The Falcons have a number of commits, but do they fit their system?

NCAA Football: Air Force at Boise State Brian Losness-USA TODAY Sports

This is part four of our twelve-part series to kick off the recruiting season. The aim of these articles are to provide a detailed look at what each team has done thus far on the recruiting trail, what to expect come December 20th, and what work still needs to be put in before NLI day in February.

Air Force: 9th in the MWConnection Recruiting Rankings

After winning 10, 8, and 10 games from 2014-2016, the Falcons lost the core of those teams through departing seniors and their 2017 season took a step or two back to the tune of 5-7. After their opening massacre of VMI (who went winless), they lost four straight games. Granted, three of those four games were close losses to Michigan, SDSU, and Navy. They followed that with three straight wins, including beating Colorado State. Continuing their up and down ways, they got shut out the very next game by Army, dropped two more against the Cowboys and Broncos, then closed their season out by beating Utah State.
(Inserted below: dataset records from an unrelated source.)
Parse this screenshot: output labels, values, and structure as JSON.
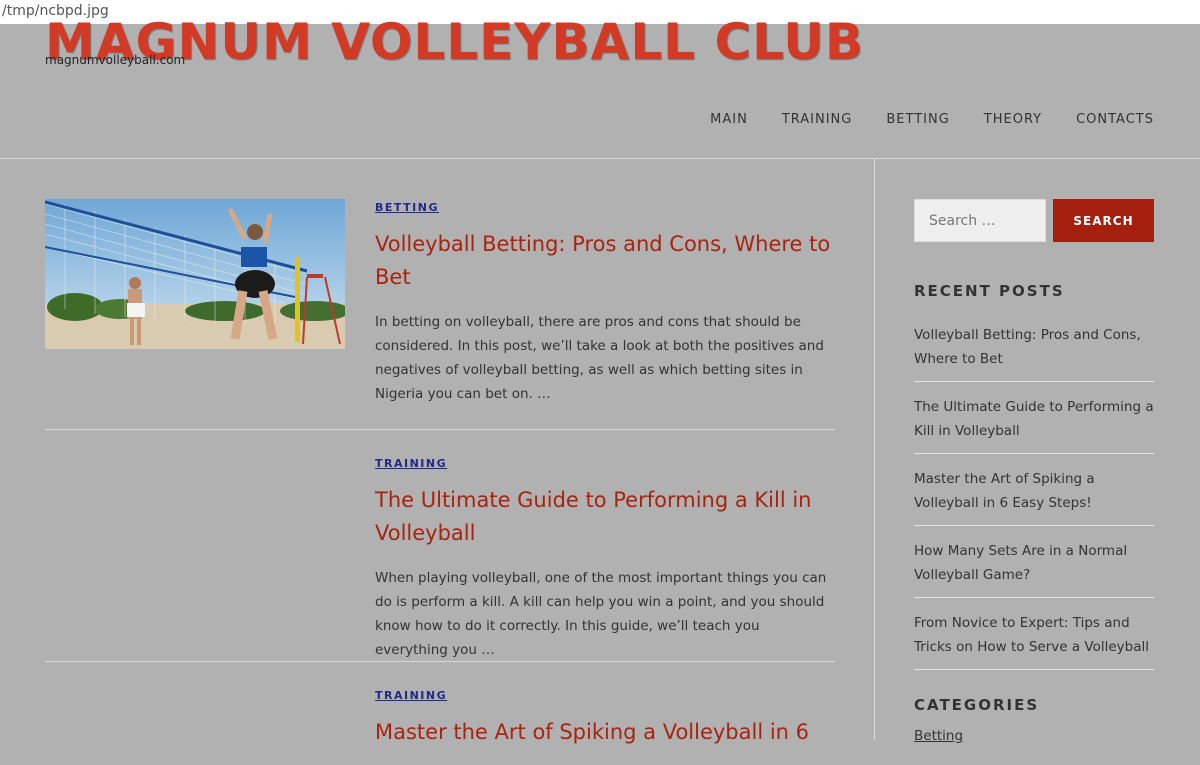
{
  "window": {
    "path": "/tmp/ncbpd.jpg"
  },
  "site": {
    "title": "MAGNUM VOLLEYBALL CLUB",
    "description": "magnumvolleyball.com",
    "accent": "#d23a25"
  },
  "nav": {
    "items": [
      {
        "label": "MAIN"
      },
      {
        "label": "TRAINING"
      },
      {
        "label": "BETTING"
      },
      {
        "label": "THEORY"
      },
      {
        "label": "CONTACTS"
      }
    ]
  },
  "posts": [
    {
      "category": "BETTING",
      "title": "Volleyball Betting: Pros and Cons, Where to Bet",
      "excerpt": "In betting on volleyball, there are pros and cons that should be considered. In this post, we’ll take a look at both the positives and negatives of volleyball betting, as well as which betting sites in Nigeria you can bet on. …",
      "thumbnail": "beach-volleyball-photo"
    },
    {
      "category": "TRAINING",
      "title": "The Ultimate Guide to Performing a Kill in Volleyball",
      "excerpt": "When playing volleyball, one of the most important things you can do is perform a kill. A kill can help you win a point, and you should know how to do it correctly. In this guide, we’ll teach you everything you …"
    },
    {
      "category": "TRAINING",
      "title": "Master the Art of Spiking a Volleyball in 6"
    }
  ],
  "sidebar": {
    "search": {
      "placeholder": "Search …",
      "button": "SEARCH"
    },
    "recent_title": "RECENT POSTS",
    "recent": [
      "Volleyball Betting: Pros and Cons, Where to Bet",
      "The Ultimate Guide to Performing a Kill in Volleyball",
      "Master the Art of Spiking a Volleyball in 6 Easy Steps!",
      "How Many Sets Are in a Normal Volleyball Game?",
      "From Novice to Expert: Tips and Tricks on How to Serve a Volleyball"
    ],
    "categories_title": "CATEGORIES",
    "categories": [
      "Betting"
    ]
  },
  "colors": {
    "background": "#b1b1b1",
    "title_red": "#a8240e",
    "category_blue": "#1e2a8c",
    "button_red": "#a3200f"
  }
}
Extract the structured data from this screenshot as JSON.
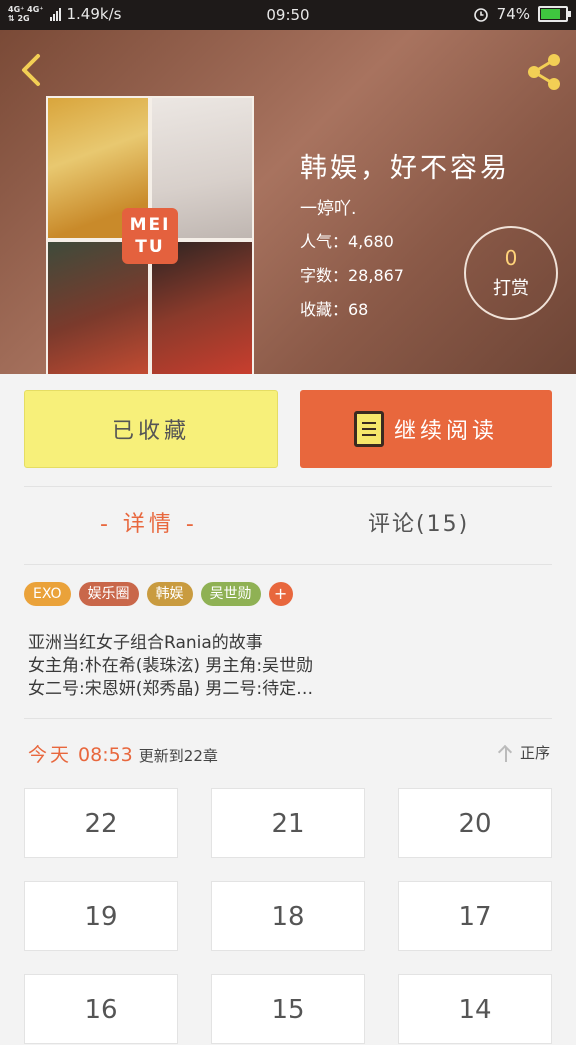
{
  "status_bar": {
    "network_top": "4G⁺ 4G⁺",
    "network_bottom": "⇅ 2G",
    "speed": "1.49k/s",
    "time": "09:50",
    "battery": "74%"
  },
  "book": {
    "title": "韩娱，好不容易",
    "author": "一婷吖.",
    "popularity": "人气：4,680",
    "word_count": "字数：28,867",
    "favorites": "收藏：68",
    "cover_logo_line1": "MEI",
    "cover_logo_line2": "TU"
  },
  "reward": {
    "count": "0",
    "label": "打赏"
  },
  "buttons": {
    "favorited": "已收藏",
    "continue_reading": "继续阅读"
  },
  "tabs": {
    "detail": "- 详情 -",
    "comments": "评论(15)"
  },
  "tags": [
    {
      "label": "EXO",
      "color": "#eaa23a"
    },
    {
      "label": "娱乐圈",
      "color": "#c9674a"
    },
    {
      "label": "韩娱",
      "color": "#c99b3f"
    },
    {
      "label": "吴世勋",
      "color": "#8fb154"
    }
  ],
  "tag_add": "+",
  "description": [
    "亚洲当红女子组合Rania的故事",
    "女主角:朴在希(裴珠泫)  男主角:吴世勋",
    "女二号:宋恩妍(郑秀晶)  男二号:待定…"
  ],
  "update": {
    "today": "今天",
    "time": "08:53",
    "text": "更新到22章"
  },
  "sort_label": "正序",
  "chapters": [
    "22",
    "21",
    "20",
    "19",
    "18",
    "17",
    "16",
    "15",
    "14"
  ]
}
Offensively, they are the other triple option team in the conference. Although people have said there are some differences in the way they run their schemes, they are basically looking at the same type of as described with New Mexico. A QB who can run and read defenses well enough to decide where the ball should go, a big bruising full-back who can pick up positive yards consistently, running backs with speed on the outside, and linemen who excel in run-blocking as well as athletic enough to pull and get into the second level for blocks.

On the defensive side of the ball, in what is becoming the theme of the conference so far, they run a 3-4 base scheme. In case you haven’t been reading each day, this calls for: oversized players on the DL across the board, athletic and speedy players at LB (especially the OLB rush/coverage positions), and trust in the secondary to handle coverage while the front seven often focuses on pressuring the quarterback.

The Road So Far:

Air Force has some unique factors when it comes to them recruiting players. As an academy school, they need to identify players who want to or are willing to go into military service upon graduation. In addition to this, or because of this, running the triple option scheme leads to them targeting certain types of players who fit their system. At this point, it has led them to 15 verbal commitments (according to the 247 website) and while their class would not be mistaken for a “top class” in the nation, it really isn’t their goal. With Air Force, it’s more important to look at how their class fits their system.

There is a lot to like about this class. Starting with the quarterback, Max Massingale appears to be a great fit for their system as a dual-threat signal-caller out of powerhouse high school program Saguaro. He knows how to win and how to play the position. The usual trend for Falcon OL players is that they are undersized; this is not the case in their 2018 class. The trio of Jackson McDowell, Noah Gunn, and Cole Garcia weigh in at 280, 290, and 318 respectively. McDowell is a solid run-blocker who finishes plays and could play guard or tackle. Similarly, Gunn projects to be a guard who is very mobile and will likely end up drawing pulling and stretching assignments for their runs. WR Ryan Hayden has great size for when they do go to the passing game and Carter Kuehl is a bit undersized, but could develop into a nice change-of-pace back to keep the opposition honest. Throw in two Tight Ends (Alex Luedeke and Josh Lifson) and their future offense is coming together nicely.

Moving to the other side of the ball, there are five verbal commits at this point. CB Austin Deason and DE Michael Riege appear to be the standouts, while Kolby Hauser is an under the radar type who could end up being a sleeper in this class. The defense is balanced out by three linebackers with nice size: Braxton Whitney, Chase Chandler and Patrick Atkinson. Newest commit (late last night) Gary Mossop is a hard-hitting and sure-tackling safety who will boost the secondary. Perhaps the most intriguing player is recent commit David Eure, who is being recruiting primarily as a CB but could possibly moving to running back once on campus. With his speed and physicality, he figures to make an impact on whatever side of the ball he ends up playing.

Number Expected to Sign in December: 3 recruits have confirmed they will sign early. One recruit who plans to sign in February said “coaches put no pressure on me to sign early.”

Number Expected to Enroll Early: None of the members of this class have confirmed they are enrolling early.

Top Targets Remaining:

WR Trajen Johnson, WR DeMonte Horton, OL Nicolas Sligh, S Zaire Webb, RB Anthony Ballard, DE Logan Jessup.

The Road Ahead:

The official roster on the Air Force website lists a whopping 32 seniors on their roster! While it is unclear if all of those players were on scholarship, it does lead to the speculation that the Falcons will be able to take a full class of 25 players in this recruiting cycle.

Their best case scenario would be to lock up another ball-carrier or two (whether that’s a FB or true RB, they can never have too many) and one of the two WRs listed above. More DL players need to emerge on the radar, particularly on the interior of the defensive line. Landing Sligh would top off a very nice OL class, while Webb would do the same for their secondary.

Overall, the Falcons have a nice foundation for their class currently, with players who fit their system well. They have the numbers in this class to continue to add players and can even take a risk or two if they so choose. However, RB and DL are the priority going forward and perhaps even vital to allowing this recruiting class to end up a positive one.